Dynamic Load Balancing
Dynamic load balancing automatically redistributes blocks across processes to balance computational workload. This is useful when different blocks require different amounts of computation time, leading to some processes finishing much earlier than others.
In many parallel applications, the computational cost of processing different blocks varies significantly. Without load balancing, some processes may become idle while others are still processing their expensive blocks. DIY's dynamic load balancing solves this by:
- Monitoring workload across processes
- Identifying overloaded processes (those with blocks requiring high computation)
- Moving blocks from overloaded to underloaded processes
- Continuing computation with improved load balance
Dynamic load balancing is most beneficial in applications where:
- Different blocks have varying computational complexity
- The computational cost cannot be easily predicted beforehand
- The workload may change during execution
Dynamic load balancing replaces the foreach operation with dynamic_foreach that automatically combines dynamic load balancing with block computation.
The dynamic_foreach() method executes blocks while monitoring workload and moving blocks between processes as needed.
void dynamic_foreach(const F& compute_function,
const G& work_function,
DynamicAssigner& dynamic_assigner,
float sample_frac,
float quantile)
Parameters:
compute_function: Callback function that performs computation on each blockwork_function: Callback function that returns estimated work for each block, in whatever units the user choosesdynamic_assigner: DynamicAssigner object that tracks block locationssample_frac: Fraction of processes to sample for load information (0.0-1.0)quantile: Cutoff threshold above which blocks are considered for moving (0.0-1.0)
Parameter Recommendations
sample_frac: Controls the fraction of processes sampled for load information
0.5f(default): Sample half the processes - good balance between accuracy and communication overhead- Lower values (e.g.,
0.3f): Less communication overhead but less accurate load information - Higher values (e.g.,
0.8f): More accurate load information but higher communication overhead
quantile: Controls the threshold for identifying overloaded blocks
0.8f(default): Move blocks from top 20% most loaded processes - moderate load balancing- Lower values (e.g.,
0.6f): More aggressive load balancing, moves more blocks - Higher values (e.g.,
0.9f): Less aggressive load balancing, moves fewer blocks
Work Estimation Function
A callback function that returns the estimated computational work for each block. The work can be any user-defined measure (e.g., number of operations, estimated time, complexity units).
Compute Callback Function
A user-defined function that performs the actual computation on each block. This is the same type of function used with regular foreach().

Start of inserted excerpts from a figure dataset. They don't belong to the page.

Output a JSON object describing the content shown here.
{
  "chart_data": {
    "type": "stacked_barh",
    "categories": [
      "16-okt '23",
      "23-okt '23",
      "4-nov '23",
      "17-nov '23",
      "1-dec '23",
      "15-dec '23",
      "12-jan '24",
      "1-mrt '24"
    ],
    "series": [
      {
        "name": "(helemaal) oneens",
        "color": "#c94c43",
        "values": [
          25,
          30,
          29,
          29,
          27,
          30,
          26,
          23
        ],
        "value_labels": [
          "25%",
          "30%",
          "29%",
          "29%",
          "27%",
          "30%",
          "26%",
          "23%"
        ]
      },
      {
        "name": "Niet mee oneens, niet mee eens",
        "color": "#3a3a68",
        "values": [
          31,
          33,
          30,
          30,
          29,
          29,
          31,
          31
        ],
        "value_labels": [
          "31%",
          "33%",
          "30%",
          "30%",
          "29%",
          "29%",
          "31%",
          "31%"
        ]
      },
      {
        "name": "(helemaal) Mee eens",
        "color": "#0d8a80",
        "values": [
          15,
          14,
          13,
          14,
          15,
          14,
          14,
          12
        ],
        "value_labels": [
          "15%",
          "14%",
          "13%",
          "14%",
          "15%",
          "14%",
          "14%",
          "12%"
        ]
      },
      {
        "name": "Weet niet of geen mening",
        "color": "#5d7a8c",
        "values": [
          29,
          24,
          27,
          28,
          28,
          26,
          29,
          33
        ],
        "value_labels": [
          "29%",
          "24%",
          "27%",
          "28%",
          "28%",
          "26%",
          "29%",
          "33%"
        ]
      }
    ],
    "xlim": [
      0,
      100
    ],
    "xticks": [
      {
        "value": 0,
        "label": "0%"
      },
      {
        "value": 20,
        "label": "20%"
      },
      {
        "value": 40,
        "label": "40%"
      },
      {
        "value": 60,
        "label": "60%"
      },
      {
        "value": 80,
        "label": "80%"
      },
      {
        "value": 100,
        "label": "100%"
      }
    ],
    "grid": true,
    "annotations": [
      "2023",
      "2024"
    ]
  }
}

void compute(Block* b, const diy::Master::ProxyWithLink& cp, int max_time)
{
// Perform the actual computation for this block
// Use b->data to access block data
// Use cp for communication if needed
}
DynamicAssigner
The diy::DynamicAssigner is a special assigner that tracks the current location of blocks as they move between processes during load balancing.
The user creates the dynamic assigner and initializes it with the local block id's before starting the computation.
Parameters:
world: MPI communicatorworld.size(): Total number of MPI processesnblocks: Total number of blocks in the global domain
Complete Example
Below are the key snippets from examples/load_balancing/dynamic.cpp showing the essential load balancing components.
Block Structure with Work Information
struct Block
{
static void* create() { return new Block; }
static void destroy(void* b) { delete static_cast<Block*>(b); }
// Block data
int gid;
diy::Work estimated_work; // Estimated work for this block
// ... other user data
};
Work Assignment
// Assign work to blocks (e.g., based on data size, complexity, etc.)
master.foreach([&](Block* b, const diy::Master::ProxyWithLink& cp)
{ b->assign_work(cp, 0, noise_factor, distribution, generator); });
Work Estimation Function
Compute Function
void Block::compute(const diy::Master::ProxyWithLink&, int max_time, int)
{
// Simulate computation proportional to work amount
unsigned int usec = max_time * act_work * 10000L;
std::this_thread::sleep_for(std::chrono::microseconds(usec));
}
Dynamic Load Balancing Execution
// Create and initialize dynamic assigner
diy::DynamicAssigner dynamic_assigner(world, world.size(), nblocks);
diy::record_local_gids(master, dynamic_assigner);
world.barrier();
// Execute with dynamic load balancing
master.dynamic_foreach(
[&](Block* b, const diy::Master::ProxyWithLink& cp)
{ b->compute(cp, max_time, n); }, // compute function
&get_block_work, // work estimation function
dynamic_assigner, // dynamic assigner
sample_frac, // sample fraction (e.g., 0.5f)
quantile); // quantile (e.g., 0.8f)
The dynamic load balancing will automatically move blocks from overloaded processes to underloaded ones during execution, improving overall performance and utilization.